Il Locarno Festival in cerca di un nuovo direttore s'interroga sul futuro: come tenere il passo dei cambiamenti? E soprattuto, un direttore è determinante?
Si potrebbe scrivere, magari con un po’ d’ironia, del film di 13 ore in concorso, personale saluto di Carlo Chatrian al pubblico locarnese. Oppure della prima di un vecchio quanto celebre capolavoro, ‘Liberty’ con Stan Laurel e Oliver Hardy, con colonna sonora dal vivo in Piazza Grande, in ossequio a una (piacevole) tendenza con cui negli ultimi anni si rispolvera una consuetudine dell’epoca del muto. Oppure della prima di una serie tv sempre sul grandissimo schermo sotto le stelle, a conferma della volontà del Festival di non invecchiare, ma di cambiare insieme al pubblico e alle sue abitudini. Si potrebbe ripetere che il programma presentato ieri conferma una Piazza in equilibrio fra esigenze, quindi fra film, diversi: il blockbuster americano da strappare con le unghie alla concorrenza, il film che unisce contenuti e spettacolo, la commedia, l’occasione di scoperta da cinematografie poco conosciute ma capaci di raccontare storie calate nel nostro tempo, come lo sviluppo del narcotraffico in America Latina.
Si potrebbe andare avanti a lungo, citando qualche titolo o qualche autore; magari augurandosi che, accanto all’ennesimo atto di finissimo onanismo intellettuale di uno Julio Bressane, non ci tocchi pure un’altra videoinstallazione nel concorso internazionale. Ma, parliamoci chiaro – e lo diciamo con un inquietante misto di sollievo e apprensione – i contenuti del Locarno Festival interessano poco (o pochi). Forse non proprio a caso gli stessi organizzatori gli hanno cambiato il nome, privandolo dopo 70 anni della parola “film”. Che non siano i contenuti a richiamare nugoli di spettatori lo confermano i dati del nostro sito internet, così come quelli degli altri portali d’informazione in rete. Fine della provocazione (o quasi).
Fatto sta, negli ultimi anni il Festival ha conosciuto un successo crescente. Allora, nel momento in cui ci si prende tutto il tempo per individuare il miglior successore di Carlo Chatrian (chiamato alla direzione della Berlinale), vien da chiedersi: di chi è il merito? Del direttore artistico? La risposta, modestamente, non ci convince. La nostra sensazione è che, ai fini del successo di pubblico (e del più generale afflusso di persone a Locarno nei dieci giorni d’agosto), così come della vendita a livello internazionale del marchio “Locarno Festival”, sia stato più pregnante il lavoro sviluppato negli anni dall’altro direttore, quello minore – l’uomo “operativo” – in particolare nella persona di Mario Timbal. A lui, ci pare, possiamo attribuire una visione coerente e riconoscibile, volta a valorizzare su più livelli l’atmosfera del Festival, per farne un’esperienza trasversale che oltrepassa i confini delle sale e della Piazza, e quindi del loro pubblico “canonico”.

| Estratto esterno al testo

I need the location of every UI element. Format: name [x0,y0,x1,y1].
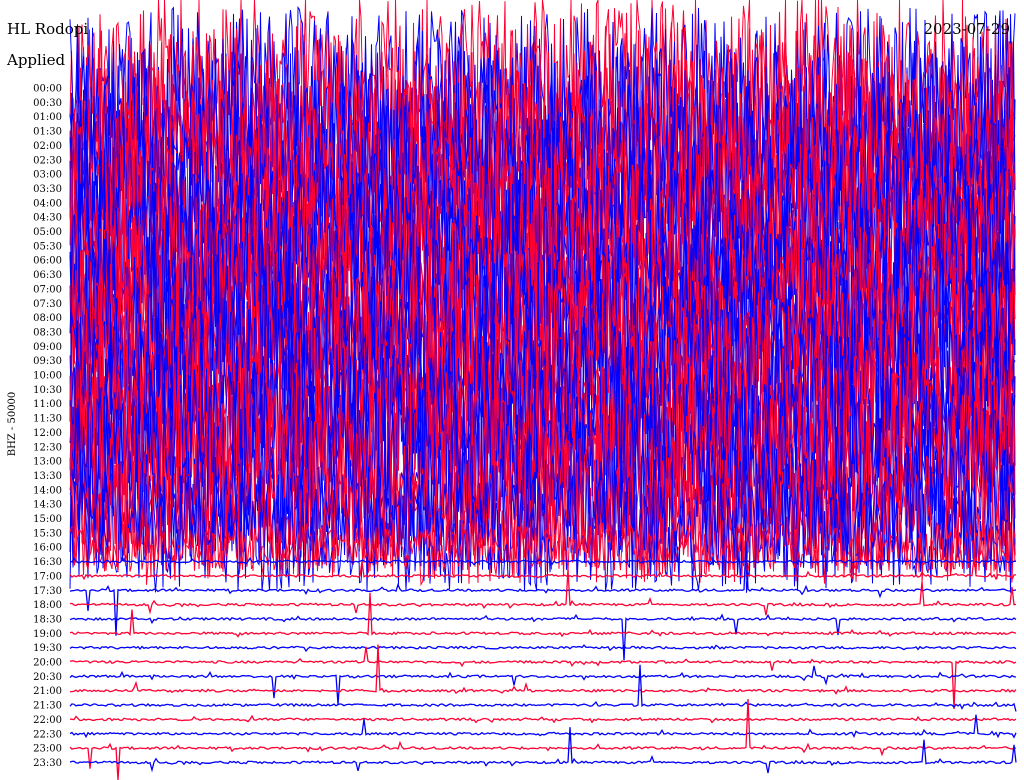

La nostra impressione, in altre parole, è che il successo del Festival stia soprattutto nel suo essere evento a prescindere e nel suo valorizzarsi in quanto tale, senza troppi purismi; tornando pure a valorizzare le qualità di Locarno, senza ingessarsi troppo... Quello che sta dentro l’evento, purtroppo o per fortuna, è quanto meno secondario. Non saremo certo noi, qui, a giudicare l’operato di Chatrian in questi sei anni. Di certo crediamo che per caratterizzare davvero, oggi, un festival sul piano artistico, occorrano doti (e risorse) fuori del comune; soprattutto una visione, di nuovo, che sappia nutrirlo di orizzonti culturali ben più ricchi e compositi di quelli di un moderno cinefilo. Chatrian ha contribuito a valorizzare, o almeno preservare, quanto seminato negli anni, ma la sua linea del “tutto ciò che è cinema oggi” non sappiamo dire se lascerà ricordi particolarmente vividi. Né se avrà avvicinato più giovani al Festival “che non può invecchiare” (cit. Solari).